SQL Network Protocol (Outdated since Hazelcast 5.0)

Overview

Hazelcast Mustang is a distributed SQL engine. Network communication between nodes is required to produce the final result. In this document, we describe the design of the communication protocol, that includes query start and cancel, data exchange, and maintenance operations.

The remainder of this document is structured as follows. Section 1 describes the primary design considerations. Section 2 discusses the existing networking infrastructure of the Hazelcast cluster and whether it satisfies our design principles.
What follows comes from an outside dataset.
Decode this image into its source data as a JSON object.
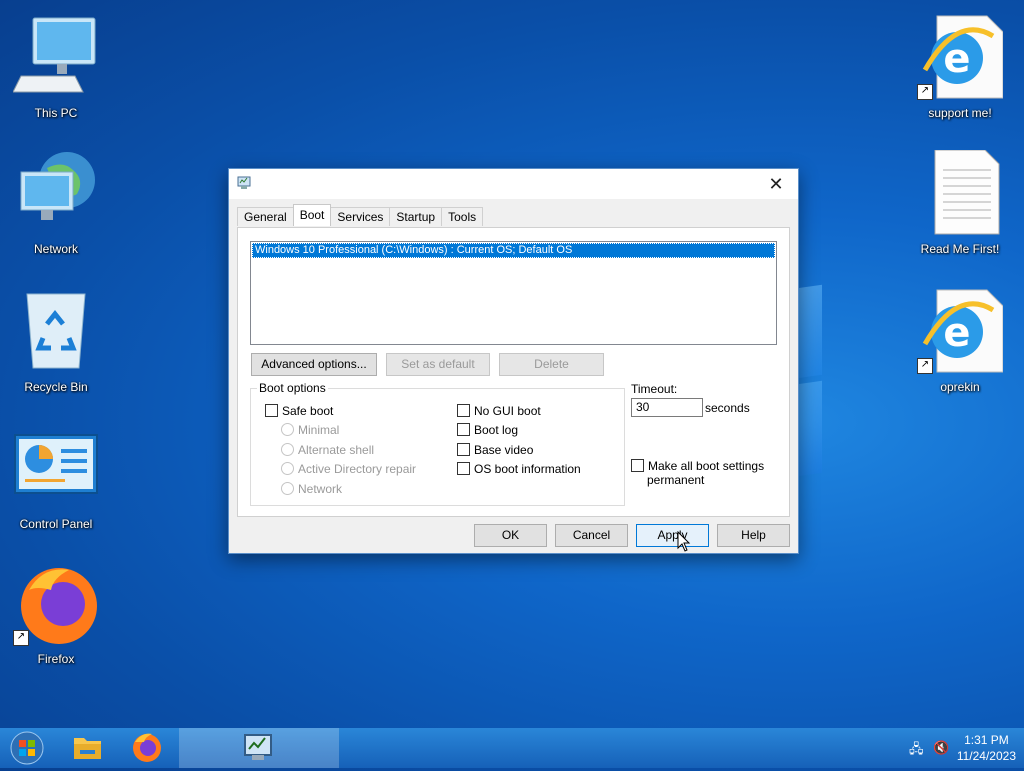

Section 3 explains the protocol.

1 Design Considerations

In this section, we summarize the fundamental principles that influence the protocol design:

Low latency
Fail-fast
Ordered data processing

1.1 Low Latency

Hazelcast Mustang is a modern distributed SQL engine that targets the OLTP workloads for in-memory data. We expect that the engine will be used mostly for relatively short queries, taking milliseconds or seconds to complete. Because network latency is still relatively high as of 2020, the protocol should be designed to minimize the number of blocking network calls, when one member waits for the other.

1.2 Fail-Fast

Distributed systems must account for network and hardware failures. Query execution is a stateful process. Whenever a participant of a distributed query goes down, there are two options: try tolerating the failure and continue execution, or fail it.

The system needs to track the progress of query execution to tolerate the failure of a query participant. An example of such a system is Google Spanner [1], which uses restart tokens to track the progress of the query, hiding network failures from users. Another approach is to persist intermediate state to disk, which is used in OLAP engines where query restart is not an appropriate choice.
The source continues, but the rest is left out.